At the end of last year, I was feeling pretty good celebrating 4 years since my first ‘big’ surgery in 2010. It prompted me to write a blog – Surgery – the gift that keeps on giving. In that blog I really just wanted to say I was grateful for the early surgical treatment and as I was just about to spend another Christmas with my family, I was reminiscing what a wonderful gift it was at the time……….and of course it remains so today. Other than some detail of the surgery, I didn’t get too technical, I just wanted to generate a thankful and festive mood. However, a recent private message from a subscriber prompted me to study the current benefits of surgery for Neuroendocrine Tumours (NETs) in more detail just to ensure my understanding was still in line with best practice.
It’s very well known that NETs can present a major challenge to physicians in their recognition and treatment requirements. Midgut NETs (carcinoid) are the most common cause of carcinoid syndrome, requiring surgery for primary and mesenteric tumours to minimise the risk for abdominal complications and future growth; but also for removal of liver metastases to palliate hormonal symptoms. Among pancreatic neuroendocrine tumours (pNETs), insulinoma and gastrinoma often cause severe symptoms of hormone excess despite their inconspicuous size, but they can be successfully removed with improved pre- and intraoperative localisation. Other tumours–glucagonoma, VIPoma, and non-functioning endocrine pancreatic tumours–are often large or metastasising, but generally require surgical debulking to alleviate hormonal symptoms and have favourable survival.

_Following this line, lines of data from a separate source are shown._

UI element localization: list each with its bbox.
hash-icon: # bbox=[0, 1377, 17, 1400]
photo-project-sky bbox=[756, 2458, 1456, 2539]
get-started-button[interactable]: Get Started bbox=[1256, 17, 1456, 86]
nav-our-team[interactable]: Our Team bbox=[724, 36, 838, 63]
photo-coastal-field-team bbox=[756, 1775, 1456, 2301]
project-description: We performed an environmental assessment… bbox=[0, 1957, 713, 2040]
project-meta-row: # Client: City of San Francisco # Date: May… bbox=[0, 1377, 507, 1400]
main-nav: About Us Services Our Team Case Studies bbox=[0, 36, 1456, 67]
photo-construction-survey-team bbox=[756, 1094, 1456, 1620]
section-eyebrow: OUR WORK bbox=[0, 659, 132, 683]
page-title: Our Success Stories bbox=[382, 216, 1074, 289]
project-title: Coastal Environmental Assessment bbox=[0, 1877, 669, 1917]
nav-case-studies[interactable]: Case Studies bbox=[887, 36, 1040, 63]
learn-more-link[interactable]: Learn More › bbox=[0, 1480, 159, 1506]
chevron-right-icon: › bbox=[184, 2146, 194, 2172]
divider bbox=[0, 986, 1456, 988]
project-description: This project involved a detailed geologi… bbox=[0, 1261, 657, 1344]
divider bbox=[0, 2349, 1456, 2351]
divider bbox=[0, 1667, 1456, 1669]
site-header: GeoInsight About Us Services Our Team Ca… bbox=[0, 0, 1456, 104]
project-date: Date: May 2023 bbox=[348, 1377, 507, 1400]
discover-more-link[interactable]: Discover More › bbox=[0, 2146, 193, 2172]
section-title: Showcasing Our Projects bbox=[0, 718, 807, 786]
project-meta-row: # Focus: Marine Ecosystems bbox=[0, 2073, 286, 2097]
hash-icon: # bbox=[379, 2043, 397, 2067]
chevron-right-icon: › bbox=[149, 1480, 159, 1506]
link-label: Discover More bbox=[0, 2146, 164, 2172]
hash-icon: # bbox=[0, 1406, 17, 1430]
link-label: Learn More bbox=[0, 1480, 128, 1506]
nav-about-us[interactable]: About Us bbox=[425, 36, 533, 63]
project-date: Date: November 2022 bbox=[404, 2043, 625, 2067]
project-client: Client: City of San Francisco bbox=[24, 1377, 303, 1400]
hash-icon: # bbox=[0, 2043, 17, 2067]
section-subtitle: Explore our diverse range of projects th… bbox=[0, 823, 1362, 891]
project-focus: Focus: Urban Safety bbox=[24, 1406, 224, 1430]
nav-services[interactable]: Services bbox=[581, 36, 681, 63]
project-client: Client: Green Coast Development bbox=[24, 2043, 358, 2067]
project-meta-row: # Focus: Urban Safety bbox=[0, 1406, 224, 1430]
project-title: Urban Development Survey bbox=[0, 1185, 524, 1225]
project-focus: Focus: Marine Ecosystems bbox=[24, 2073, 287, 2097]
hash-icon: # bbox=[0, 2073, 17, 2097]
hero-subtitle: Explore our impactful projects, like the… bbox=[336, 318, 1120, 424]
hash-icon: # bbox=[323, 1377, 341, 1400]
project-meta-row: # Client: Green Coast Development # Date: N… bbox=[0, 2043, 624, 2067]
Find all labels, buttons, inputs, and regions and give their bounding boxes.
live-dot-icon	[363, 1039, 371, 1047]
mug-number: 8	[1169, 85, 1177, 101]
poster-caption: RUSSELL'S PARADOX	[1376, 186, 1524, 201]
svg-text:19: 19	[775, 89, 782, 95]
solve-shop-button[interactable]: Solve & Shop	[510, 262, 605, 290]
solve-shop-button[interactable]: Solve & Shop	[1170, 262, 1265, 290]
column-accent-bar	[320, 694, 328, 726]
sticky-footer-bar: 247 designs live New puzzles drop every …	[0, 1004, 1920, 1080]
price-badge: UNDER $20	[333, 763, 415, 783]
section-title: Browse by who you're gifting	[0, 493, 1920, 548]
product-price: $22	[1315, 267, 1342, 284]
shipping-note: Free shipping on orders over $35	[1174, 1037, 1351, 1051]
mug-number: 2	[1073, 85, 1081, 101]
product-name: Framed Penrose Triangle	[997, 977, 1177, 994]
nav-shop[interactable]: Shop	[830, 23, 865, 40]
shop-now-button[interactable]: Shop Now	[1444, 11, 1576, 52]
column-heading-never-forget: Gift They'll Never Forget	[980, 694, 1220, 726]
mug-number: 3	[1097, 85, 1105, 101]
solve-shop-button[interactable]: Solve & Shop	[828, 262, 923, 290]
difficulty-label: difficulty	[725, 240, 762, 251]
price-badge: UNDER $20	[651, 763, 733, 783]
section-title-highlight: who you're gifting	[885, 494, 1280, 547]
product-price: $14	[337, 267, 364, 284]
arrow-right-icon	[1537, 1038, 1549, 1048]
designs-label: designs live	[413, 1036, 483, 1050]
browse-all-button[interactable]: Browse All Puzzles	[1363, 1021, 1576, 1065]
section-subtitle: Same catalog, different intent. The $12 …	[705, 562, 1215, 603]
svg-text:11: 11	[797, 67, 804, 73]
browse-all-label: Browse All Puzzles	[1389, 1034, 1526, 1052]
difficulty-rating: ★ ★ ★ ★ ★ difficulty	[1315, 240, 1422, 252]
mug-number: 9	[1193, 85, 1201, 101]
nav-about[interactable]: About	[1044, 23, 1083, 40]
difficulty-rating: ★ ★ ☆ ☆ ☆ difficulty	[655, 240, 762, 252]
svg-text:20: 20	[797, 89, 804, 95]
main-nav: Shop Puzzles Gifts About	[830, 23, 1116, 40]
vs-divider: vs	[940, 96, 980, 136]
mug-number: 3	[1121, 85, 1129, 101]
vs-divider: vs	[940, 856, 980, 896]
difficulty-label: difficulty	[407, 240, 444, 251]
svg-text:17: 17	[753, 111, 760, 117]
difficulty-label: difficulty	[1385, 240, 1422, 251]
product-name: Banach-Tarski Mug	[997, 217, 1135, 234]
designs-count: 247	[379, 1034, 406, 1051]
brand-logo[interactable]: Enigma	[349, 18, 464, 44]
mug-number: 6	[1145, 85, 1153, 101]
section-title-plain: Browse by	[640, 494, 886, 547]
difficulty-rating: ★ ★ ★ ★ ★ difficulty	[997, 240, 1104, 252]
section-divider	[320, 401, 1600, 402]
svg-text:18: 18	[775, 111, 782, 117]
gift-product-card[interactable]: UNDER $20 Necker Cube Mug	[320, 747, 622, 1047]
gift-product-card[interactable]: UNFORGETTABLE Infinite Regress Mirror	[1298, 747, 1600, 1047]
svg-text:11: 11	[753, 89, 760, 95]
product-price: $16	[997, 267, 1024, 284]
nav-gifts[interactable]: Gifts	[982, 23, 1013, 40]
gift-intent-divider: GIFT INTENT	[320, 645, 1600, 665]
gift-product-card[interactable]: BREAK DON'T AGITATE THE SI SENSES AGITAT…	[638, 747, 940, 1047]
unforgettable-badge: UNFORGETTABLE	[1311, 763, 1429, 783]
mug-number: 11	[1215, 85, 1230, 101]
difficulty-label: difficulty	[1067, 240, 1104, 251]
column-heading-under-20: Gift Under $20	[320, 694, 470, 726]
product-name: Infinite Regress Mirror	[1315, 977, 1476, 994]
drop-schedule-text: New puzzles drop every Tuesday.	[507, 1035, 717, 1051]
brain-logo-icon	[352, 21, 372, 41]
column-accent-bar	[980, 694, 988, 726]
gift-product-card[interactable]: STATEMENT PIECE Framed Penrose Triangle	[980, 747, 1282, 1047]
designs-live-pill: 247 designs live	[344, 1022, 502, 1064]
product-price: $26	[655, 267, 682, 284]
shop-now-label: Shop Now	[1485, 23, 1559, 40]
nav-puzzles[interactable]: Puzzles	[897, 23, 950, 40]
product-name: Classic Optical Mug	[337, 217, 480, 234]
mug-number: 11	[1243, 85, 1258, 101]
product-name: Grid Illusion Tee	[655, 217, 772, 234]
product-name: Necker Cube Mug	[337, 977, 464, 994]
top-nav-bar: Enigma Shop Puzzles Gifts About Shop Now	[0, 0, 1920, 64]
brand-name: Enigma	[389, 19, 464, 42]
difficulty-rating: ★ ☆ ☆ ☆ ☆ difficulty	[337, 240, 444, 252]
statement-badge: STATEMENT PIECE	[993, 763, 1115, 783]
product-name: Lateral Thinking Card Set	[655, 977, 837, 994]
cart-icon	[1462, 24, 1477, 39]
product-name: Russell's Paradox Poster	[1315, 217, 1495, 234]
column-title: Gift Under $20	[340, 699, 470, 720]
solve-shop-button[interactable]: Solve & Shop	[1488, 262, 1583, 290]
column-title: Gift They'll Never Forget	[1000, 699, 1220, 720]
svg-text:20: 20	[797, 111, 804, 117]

I searched reputable websites and European and North American NET treatment guidelines to find that surgical treatment of these tumours still appears to be increasingly important and not just for curative treatment (where this is possible) but also for symptom palliation and survival. Although more treatment modalities are available than ever before (e.g. radiotherapy, liver embolisation, liver ablation, somatostatin analogues and other new drugs and chemo combinations), surgery still appears to be the mainstay treatment to be offered when it is appropriate.
I had an amazing surgeon with an impressive CV in Neuroendocrine disease. He believes in early and aggressive surgery (within normal guidelines) and always in conjunction with other treatment modalities. I found a video of one of his lectures which you may find useful. Another surgeon who talks with knowledge and passion is Dr Pommier and one of his videos can be viewed here. I’m sure there are many others. They are different characters but they both seem to believe in getting as much tumour out as early as possible and also emphasise that sometimes it can be too risky so the focus moves to other treatment. Both presentations provide statistical evidence that debulking/cytoreductive surgery offers a better outlook even for those with advanced neuroendocrine disease.
I think I have a soft spot for surgeons probably because they are mostly straight talkers, no holds barred. They also seem to love their job despite it being particularly ‘gory’. On the subject of ‘gory’, I recently came across another surgical video which I found totally fascinating. This one contains amazing footage of real surgery and if you are like me, you will find this very educational. It’s also quite recent (2014) so perhaps offers more up to date techniques. It’s also a very well structured presentation. Some of you might have seen it before and some of you could even have even been at the presentation! If you don’t have time, skip forward to approximately ’19 minutes’ and watch them take out large and small tumours of the liver using a technique called enucleation! (Click here to watch).
Hope you enjoyed this session as much as I enjoyed writing it!